From smashing pumpkins to burning pools, Ginger Pooley is the master of chaos
Best known as the former bassist and backing vocalist of alternative rock band ‘The Smashing Pumpkins’, Ginger Pooley’s latest musical project – ‘Burning Pools’ – sees her forcefully challenging the powers that be on the themes capitalism and racism in just two punch-packing song releases so far.
Led by Pooley on both vocals and bass, complemented by husband Kris Pooley on drums, and friend Max Bernstein on guitar, ‘Burning Pools’ is self-described “sludge pop noise rock” with just one motive: “power to the people!”.
And their debut single ‘Bang Bang‘ inspires just that. Accompanied by a music video release earlier this month, the track is a memorable first introduction to the band, entwining remnants of the 90s grunge scene with a punk-like critique of modern-day structures. The guitar riff oozes grit and distortion, making for a hypnotic ‘cool girl’ melody that wouldn’t be too out of place as the opening track in a teen coming-of-age movie. “The guitar riff of Bang Bang is the backbone of the song. It was the first part of the song to be born. It really was just picking up a guitar, putting on some distortion and the riff just came. After that, the melody started flowing and decided [itself] what it wanted to be about.”
Pooley’s vocals are effortlessly suave as she delivers harsh truths on the world around us – “your world is made of cash”, “your gold throne won’t save you”. “It is a critique of capitalism and what the powers that be tell us we need to value. I think the inspiration was from what lyrics started popping up from the melody. There was a search for something deeper and more meaningful than what we’re told by our culture that we need. There was a real longing and searching for something more and I knew I wasn’t alone. The chorus is pushing back on the distractions of material things and saying, “no, I know there’s something more here inside that is more valuable”.”
Whilst some insist on the separation of music from politics, it’s becoming more of a prerequisite in today’s age for various art forms to play more of a role in pushing for positive societal change, and ‘Burning Pools’ doesn’t shy away from the re-emerging wave of protest-driven lyrics: “I think music and art in general has the power to transcend strategy.

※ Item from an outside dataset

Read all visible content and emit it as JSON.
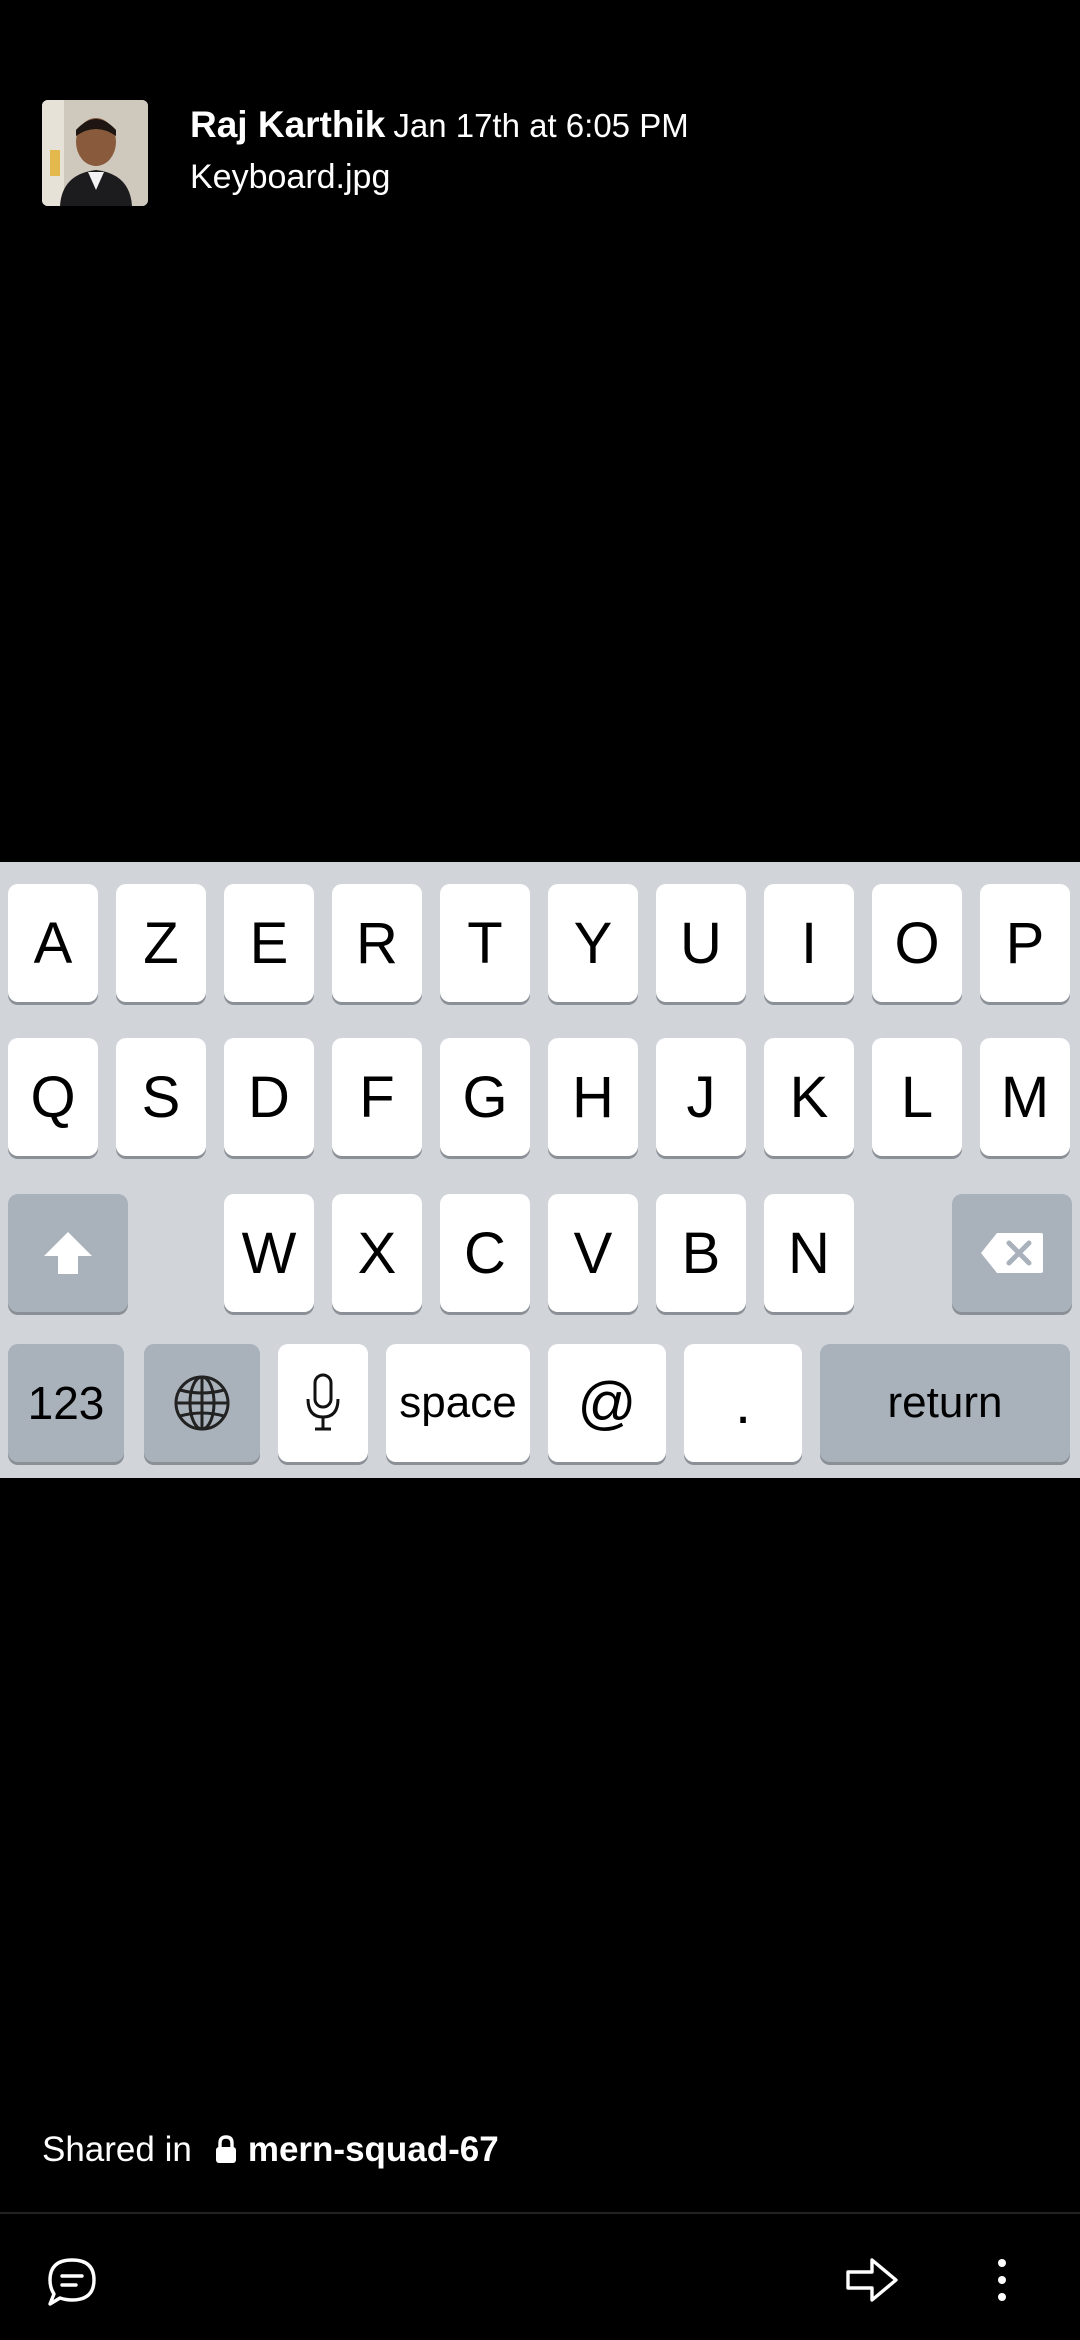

It touches our souls. So, even if something doesn’t make sense on paper, art will pull on our hearts to lead us to truth.”
Their second single ‘White’ is testament to this commitment to political outspokenness, offering both substance and style in an unsubtle lyrical denouncement of racism in the wake of the Black Lives Matter movement, and a call to arms “rise, rise, and mobilise” against such injustices. “For me, it’s more about putting a spotlight on truth. It’s about being true to myself and others. I think truth and justice go hand in hand. Within the band, some may be more politically outspoken than others, but as a whole we’re just speaking truth.”
For a band with only two songs under their belt, ‘Burning Pools’ has kicked off with a bang (pun intended) thanks to their combined musical expertise that has seen them rack up an impressive list of artist accreditations to date; from The Smashing Pumpkins to Slash, Gwen Stefani, Siouxsie Sioux, and more. “All we can do is take all of our past experiences and build on that. Kind of how anyone in any field builds upon their knowledge and experience they’ve accumulated over the years. We’re definitely not afraid of any genre of music but I think fundamentally we are a loud rock band, and I don’t see that changing any times soon.”
One thing I’ve always admired about Ginger Pooley on a personal level, is her ability to carve out her own space in typically male-dominated genres, and hold her own. On this, Pooley states, “I’ve only discovered recently that I’m a highly sensitive person. The touring world is mostly dominated by males. There is a lot of male energy going around for sure. I had to push down a lot of my feelings to “man up” and do my job. Having now done a lot of growing to know myself better, I could have used some tools to identify my feelings and work through them. Even though that would have added more to my plate at the time, it may have made me stronger to be able to deal with situations that had come up.”
Perhaps one of the biggest challenges that contributes to this is the lack of female predecessors within the scene. Although, it has to be said that this has slowly started to improve in recent years. “As a bass player, the first females I saw playing bass when I was a teenager were D’arcy Wretzky. who was playing in ‘The Smashing Pumpkins’, and Sean Yseult from ‘White Zombie’. They were really inspiring and so cool. It was awesome to see women who shared the same passion for bass, but doing it on a professional level.”
So what’s Pooley’s advice for any aspiring female musicians out there? “I would just say, keep your love of music alive. Whatever excitement you felt after hearing the music that first made you want to play or sing: keep that.”
And for anyone looking for new music to listen to, Ginger Pooley has kindly recommended we check out Emily Moore’s project ‘Total Brutal’. “Her music is awesome and she collaborates with mostly female musicians. I love that I got to play bass on her first single ‘Willow!’ Check it out!”